Il lavoro da remoto aiuta chi ha figli, permette di bilanciare vita lavorativa e vita familiare e, al tempo stesso, è un alleato importante per l’occupazione femminile. Come spiega questo interessante articolo dell’Atlantic, lo smart working – entrato a dominare le vite di moltissime persone nel 2020 – ha dimostrato di avere effetti importanti sulla famiglia.
Le donne che hanno potuto sceglierlo come opzione, al termine della pandemia sono riuscite a fare fronte alla chiusura delle scuole e, al tempo stesso, a mantenere il lavoro. Per molte altre, per le quali non costituiva una possibilità praticabile (ad esempio perché facevano lavori manuali, o che richiedono la presenza fisica), la pandemia ha portato a scelte drastiche, tra le quali quella di rinunciare all’impiego.
È una disparità che, puntualizza il magazine americano, non è frutto del caso. Al contrario va a indicare una nuova linea di faglia sociale, quella tra chi può permettersi un lavoro flessibile e chi no. Il risultato è duro: il digital divide va a stabilire non solo quanti figli si possono avere, ma anche chi li può avere.
La questione del lavoro da remoto si inserisce nel dibattito sugli effetti di internet nella società che va avanti da tempo. Da un lato c’è chi sottolinea come i nuovi mezzi elettronici abbiano fatto sì che il lavoro, senza più una soluzione di continuità precisa, tracimi nella vita privata. Altri invece hanno evidenziato come, rendendo più elastica la permanenza al posto di lavoro, le nuove tecnologie abbiano reso più facile la gesione delle mansioni familiari.
In questo secondo senso, internet ha cominciato ad assumere un ruolo sempre più decisivo, intrecciandosi a strumenti di flessibilità del lavoro (come il part time) già presenti. Il risultato, definito da una ricerca congiunta dell’Università di Pittsburgh e la Bocconi italiana, è che internet avrebbe un influsso positivo sulla decisione dei genitori di avere figli.

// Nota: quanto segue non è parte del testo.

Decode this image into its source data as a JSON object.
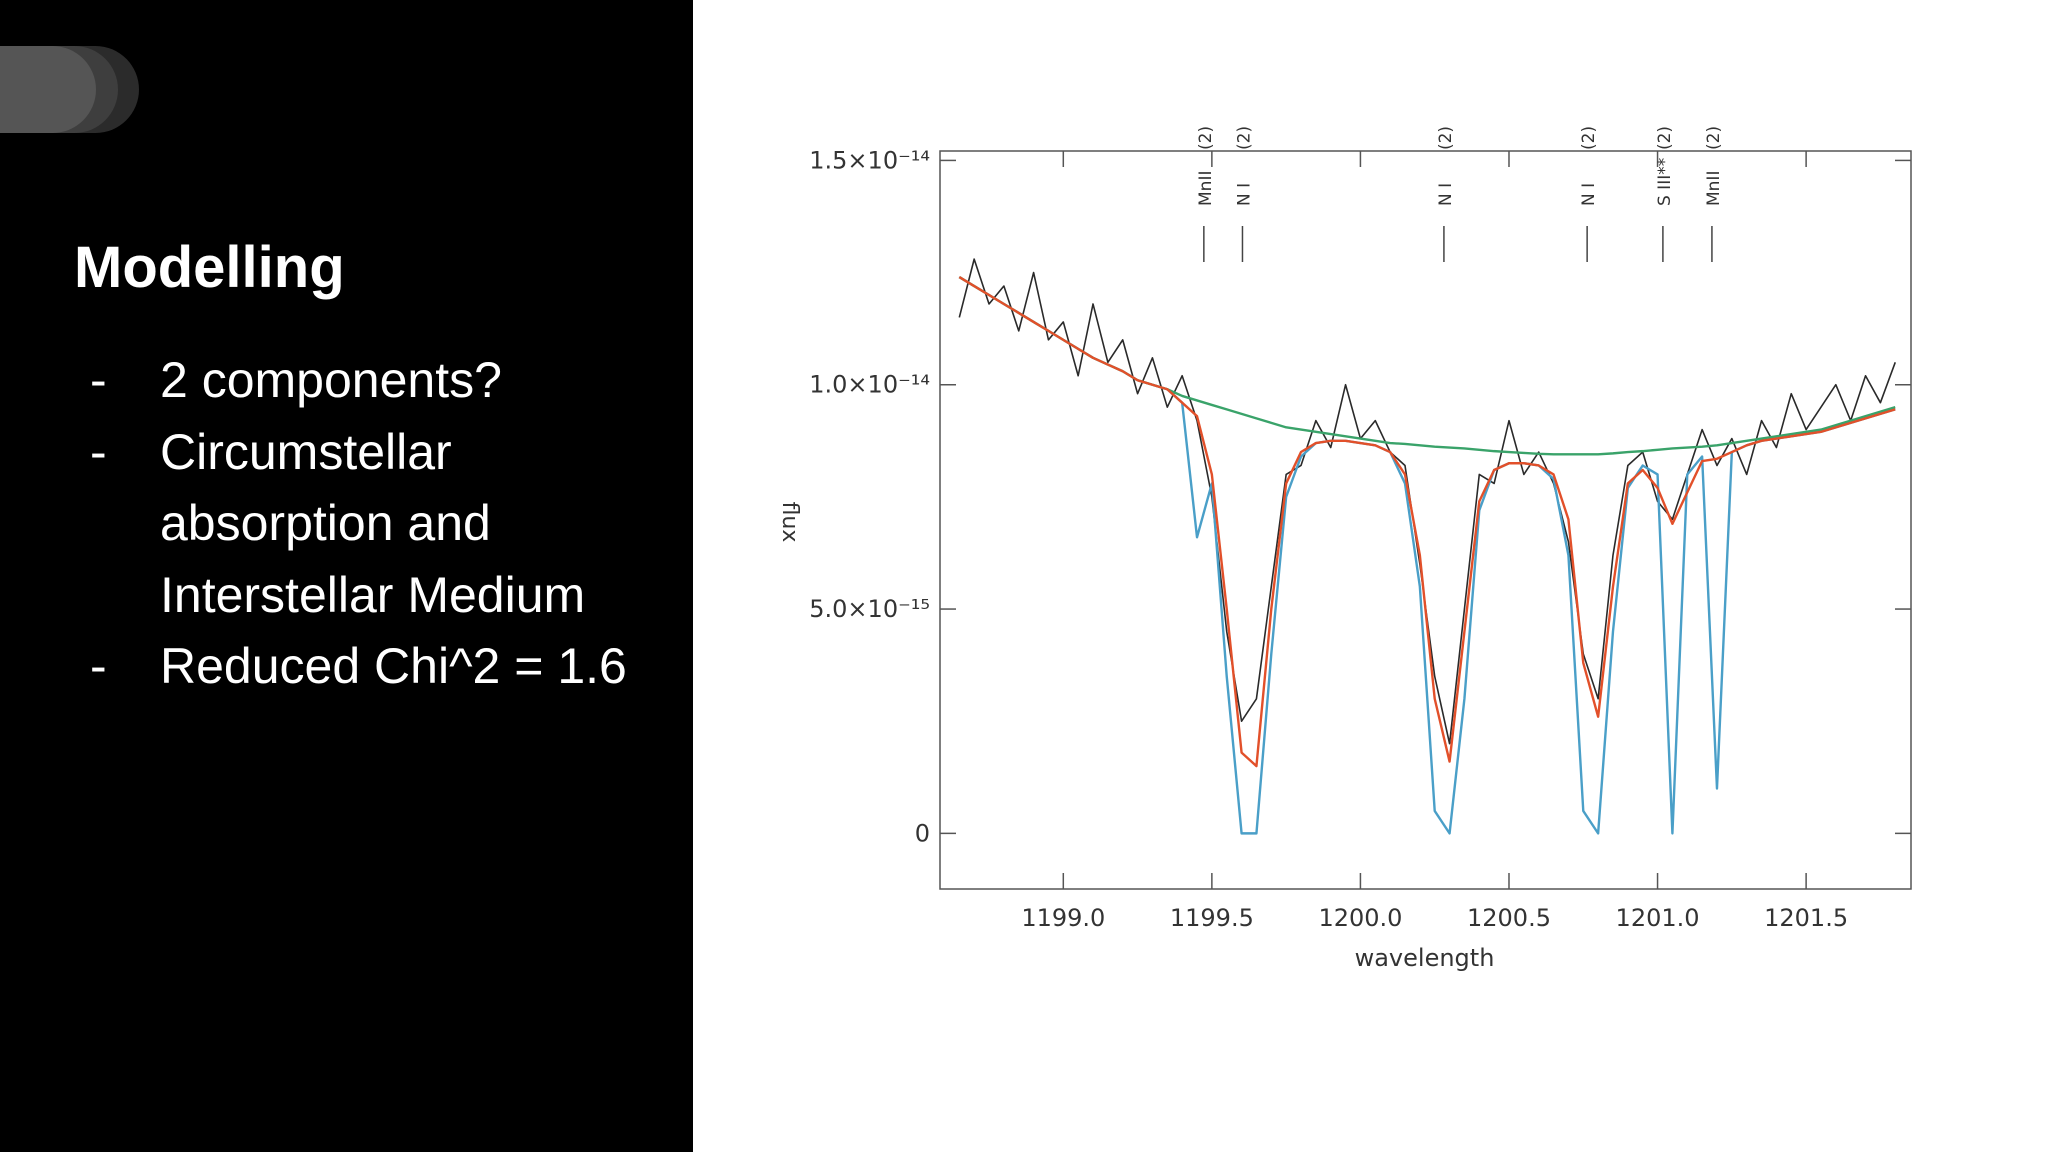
{
  "slide": {
    "title": "Modelling",
    "marker": "-",
    "bullets": [
      "2 components?",
      "Circumstellar absorption and Interstellar Medium",
      "Reduced Chi^2 = 1.6"
    ]
  },
  "chart_data": {
    "type": "line",
    "xlabel": "wavelength",
    "ylabel": "flux",
    "xlim": [
      1198.585,
      1201.853
    ],
    "ylim": [
      -1.24e-15,
      1.521e-14
    ],
    "xticks": [
      {
        "value": 1199.0,
        "label": "1199.0"
      },
      {
        "value": 1199.5,
        "label": "1199.5"
      },
      {
        "value": 1200.0,
        "label": "1200.0"
      },
      {
        "value": 1200.5,
        "label": "1200.5"
      },
      {
        "value": 1201.0,
        "label": "1201.0"
      },
      {
        "value": 1201.5,
        "label": "1201.5"
      }
    ],
    "yticks": [
      0,
      {
        "value": 5e-15,
        "label": "5.0×10⁻¹⁵"
      },
      {
        "value": 1e-14,
        "label": "1.0×10⁻¹⁴"
      },
      {
        "value": 1.5e-14,
        "label": "1.5×10⁻¹⁴"
      }
    ],
    "line_ids": [
      {
        "x": 1199.473,
        "label": "MnII",
        "note": "(2)"
      },
      {
        "x": 1199.603,
        "label": "N I",
        "note": "(2)"
      },
      {
        "x": 1200.281,
        "label": "N I",
        "note": "(2)"
      },
      {
        "x": 1200.763,
        "label": "N I",
        "note": "(2)"
      },
      {
        "x": 1201.018,
        "label": "S III**",
        "note": "(2)"
      },
      {
        "x": 1201.183,
        "label": "MnII",
        "note": "(2)"
      }
    ],
    "x": [
      1198.65,
      1198.7,
      1198.75,
      1198.8,
      1198.85,
      1198.9,
      1198.95,
      1199.0,
      1199.05,
      1199.1,
      1199.15,
      1199.2,
      1199.25,
      1199.3,
      1199.35,
      1199.4,
      1199.45,
      1199.5,
      1199.55,
      1199.6,
      1199.65,
      1199.7,
      1199.75,
      1199.8,
      1199.85,
      1199.9,
      1199.95,
      1200.0,
      1200.05,
      1200.1,
      1200.15,
      1200.2,
      1200.25,
      1200.3,
      1200.35,
      1200.4,
      1200.45,
      1200.5,
      1200.55,
      1200.6,
      1200.65,
      1200.7,
      1200.75,
      1200.8,
      1200.85,
      1200.9,
      1200.95,
      1201.0,
      1201.05,
      1201.1,
      1201.15,
      1201.2,
      1201.25,
      1201.3,
      1201.35,
      1201.4,
      1201.45,
      1201.5,
      1201.55,
      1201.6,
      1201.65,
      1201.7,
      1201.75,
      1201.8
    ],
    "series": [
      {
        "color": "#2a2a2a",
        "values": [
          1.15e-14,
          1.28e-14,
          1.18e-14,
          1.22e-14,
          1.12e-14,
          1.25e-14,
          1.1e-14,
          1.14e-14,
          1.02e-14,
          1.18e-14,
          1.05e-14,
          1.1e-14,
          9.8e-15,
          1.06e-14,
          9.5e-15,
          1.02e-14,
          9.2e-15,
          7.5e-15,
          4.5e-15,
          2.5e-15,
          3e-15,
          5.5e-15,
          8e-15,
          8.2e-15,
          9.2e-15,
          8.6e-15,
          1e-14,
          8.8e-15,
          9.2e-15,
          8.5e-15,
          8.2e-15,
          6e-15,
          3.5e-15,
          2e-15,
          5e-15,
          8e-15,
          7.8e-15,
          9.2e-15,
          8e-15,
          8.5e-15,
          7.8e-15,
          6.5e-15,
          4e-15,
          3e-15,
          6.2e-15,
          8.2e-15,
          8.5e-15,
          7.4e-15,
          7e-15,
          8e-15,
          9e-15,
          8.2e-15,
          8.8e-15,
          8e-15,
          9.2e-15,
          8.6e-15,
          9.8e-15,
          9e-15,
          9.5e-15,
          1e-14,
          9.2e-15,
          1.02e-14,
          9.6e-15,
          1.05e-14
        ]
      },
      {
        "color": "#4a9fc8",
        "values": [
          1.24e-14,
          1.22e-14,
          1.2e-14,
          1.18e-14,
          1.16e-14,
          1.14e-14,
          1.12e-14,
          1.1e-14,
          1.08e-14,
          1.06e-14,
          1.045e-14,
          1.03e-14,
          1.01e-14,
          1e-14,
          9.9e-15,
          9.6e-15,
          6.6e-15,
          7.8e-15,
          3.5e-15,
          0,
          0,
          4e-15,
          7.5e-15,
          8.4e-15,
          8.7e-15,
          8.75e-15,
          8.75e-15,
          8.7e-15,
          8.65e-15,
          8.5e-15,
          7.8e-15,
          5.5e-15,
          5e-16,
          0,
          3e-15,
          7.2e-15,
          8.1e-15,
          8.25e-15,
          8.25e-15,
          8.2e-15,
          7.9e-15,
          6.2e-15,
          5e-16,
          0,
          4.5e-15,
          7.7e-15,
          8.2e-15,
          8e-15,
          0,
          8e-15,
          8.4e-15,
          1e-15,
          8.5e-15,
          8.65e-15,
          8.75e-15,
          8.8e-15,
          8.85e-15,
          8.9e-15,
          8.95e-15,
          9.05e-15,
          9.15e-15,
          9.25e-15,
          9.35e-15,
          9.45e-15
        ]
      },
      {
        "color": "#3aa36a",
        "values": [
          1.24e-14,
          1.22e-14,
          1.2e-14,
          1.18e-14,
          1.16e-14,
          1.14e-14,
          1.12e-14,
          1.1e-14,
          1.08e-14,
          1.06e-14,
          1.045e-14,
          1.03e-14,
          1.01e-14,
          1e-14,
          9.9e-15,
          9.75e-15,
          9.65e-15,
          9.55e-15,
          9.45e-15,
          9.35e-15,
          9.25e-15,
          9.15e-15,
          9.05e-15,
          9e-15,
          8.95e-15,
          8.9e-15,
          8.85e-15,
          8.8e-15,
          8.75e-15,
          8.7e-15,
          8.68e-15,
          8.65e-15,
          8.62e-15,
          8.6e-15,
          8.58e-15,
          8.55e-15,
          8.52e-15,
          8.5e-15,
          8.48e-15,
          8.46e-15,
          8.45e-15,
          8.45e-15,
          8.45e-15,
          8.45e-15,
          8.47e-15,
          8.5e-15,
          8.52e-15,
          8.55e-15,
          8.58e-15,
          8.6e-15,
          8.62e-15,
          8.65e-15,
          8.7e-15,
          8.75e-15,
          8.8e-15,
          8.85e-15,
          8.9e-15,
          8.95e-15,
          9e-15,
          9.1e-15,
          9.2e-15,
          9.3e-15,
          9.4e-15,
          9.5e-15
        ]
      },
      {
        "color": "#e2502a",
        "values": [
          1.24e-14,
          1.22e-14,
          1.2e-14,
          1.18e-14,
          1.16e-14,
          1.14e-14,
          1.12e-14,
          1.1e-14,
          1.08e-14,
          1.06e-14,
          1.045e-14,
          1.03e-14,
          1.01e-14,
          1e-14,
          9.9e-15,
          9.6e-15,
          9.3e-15,
          8e-15,
          5e-15,
          1.8e-15,
          1.5e-15,
          5e-15,
          7.8e-15,
          8.5e-15,
          8.7e-15,
          8.75e-15,
          8.75e-15,
          8.7e-15,
          8.65e-15,
          8.5e-15,
          8e-15,
          6.2e-15,
          3e-15,
          1.6e-15,
          4.5e-15,
          7.4e-15,
          8.1e-15,
          8.25e-15,
          8.25e-15,
          8.2e-15,
          8e-15,
          7e-15,
          3.8e-15,
          2.6e-15,
          5.5e-15,
          7.8e-15,
          8.1e-15,
          7.7e-15,
          6.9e-15,
          7.6e-15,
          8.3e-15,
          8.35e-15,
          8.5e-15,
          8.65e-15,
          8.75e-15,
          8.8e-15,
          8.85e-15,
          8.9e-15,
          8.95e-15,
          9.05e-15,
          9.15e-15,
          9.25e-15,
          9.35e-15,
          9.45e-15
        ]
      }
    ]
  }
}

Lo studio è stato condotto su dati tedeschi relativi ai primi anni zero: alla crescita della banda larga corrispondeva un aumento della fertilità. Ma con una precisazione fondamentale: vale solo per donne con una formazione molto alta.
La spiegazione è quasi ovvia: la flessibilità introdotta da internet non vale per i mestieri che richiedono la presenza fisica del lavoratore. In generale, si tratta di impieghi manuali, o di prestazione, che richiedono meno formazione. Le paghe sono più basse e la rigidità oraria rende difficile occuparsi della crescita dei figli in modo costante.
I lavori da remoto, per la loro natura intellettuale, al contrario toccano a chi ha potuto investire nella propria formazione e consentono di organizzare l’equilibrio familiare in modo più duttile, con un grado di collaborazione tra uomini e donne molto più alto. Per la prima volta, insomma, rischia di essere rovesciata quella che, nel XX secolo, era diventata una verità pressoché universale: cioè che le donne più istruite fanno meno figli rispetto a quelle che hanno studiato di meno. In alcuni Paesi del Nord Europa il fenomeno è già in atto.
Per questo motivo si parla già di digital divide della fertilità, che in linea generale va a sovrapporsi ad alcune divisioni sociali già presenti e fondamentali, come lo studio e la paga, che influiscono in modo decisivo sulla decisione di avere figli. Gli studiosi consigliano, come sempre, cautela: le ragioni sono numerose, ma il dato di fatto è già di per sé importante. La pandemia, del resto, non ha fatto altro che confermarlo: se è vero che a perdere i lavori sono state in larga parte le donne, è anche vero che chi ha sofferto di più sono stati proprio quelli che non potevano collegarsi da remoto.